O presidente declarou que tenta encontrar uma solução “mais humana” para o problema, sem adotar apenas uma lógica policial.
O governo federal já mantém iniciativas para bloquear aparelhos roubados e reduzir o mercado ilegal de celulares. Uma delas é o programa Celular Seguro, lançado pelo Ministério da Justiça em 2023.
A ferramenta permite que usuários bloqueiem remotamente a linha telefônica, aplicativos bancários e o Imei do aparelho em caso de roubo ou furto. O sistema também envia alertas para celulares cadastrados como roubados quando um novo chip é inserido no dispositivo.
EVENTO
A fala de Lula foi feita na abertura da 6ª Teia Nacional dos Pontos de Cultura, retomada depois de 12 anos sem edições. O encontro reúne representantes da cultura popular, povos tradicionais e integrantes da rede Cultura Viva.

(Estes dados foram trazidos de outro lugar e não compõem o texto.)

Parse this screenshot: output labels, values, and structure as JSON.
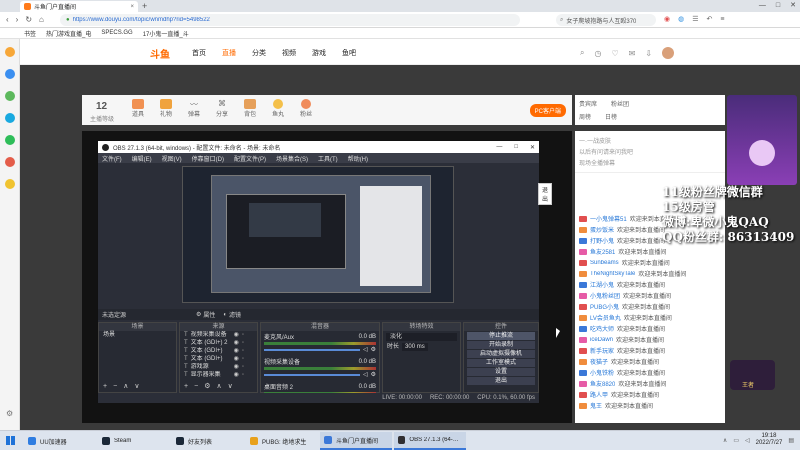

Participaram do evento a ministra da Cultura, Margareth Menezes, o senador Fabiano Contarato (PT-ES), o ministro interino da Saúde, Adriano Massuda, e o secretário-executivo do Ministério da Educação, Leonardo Barchini. A primeira-dama Janja da Silva também esteve presente.
A cantora Luedji Luna interpretou o Hino Nacional na cerimônia.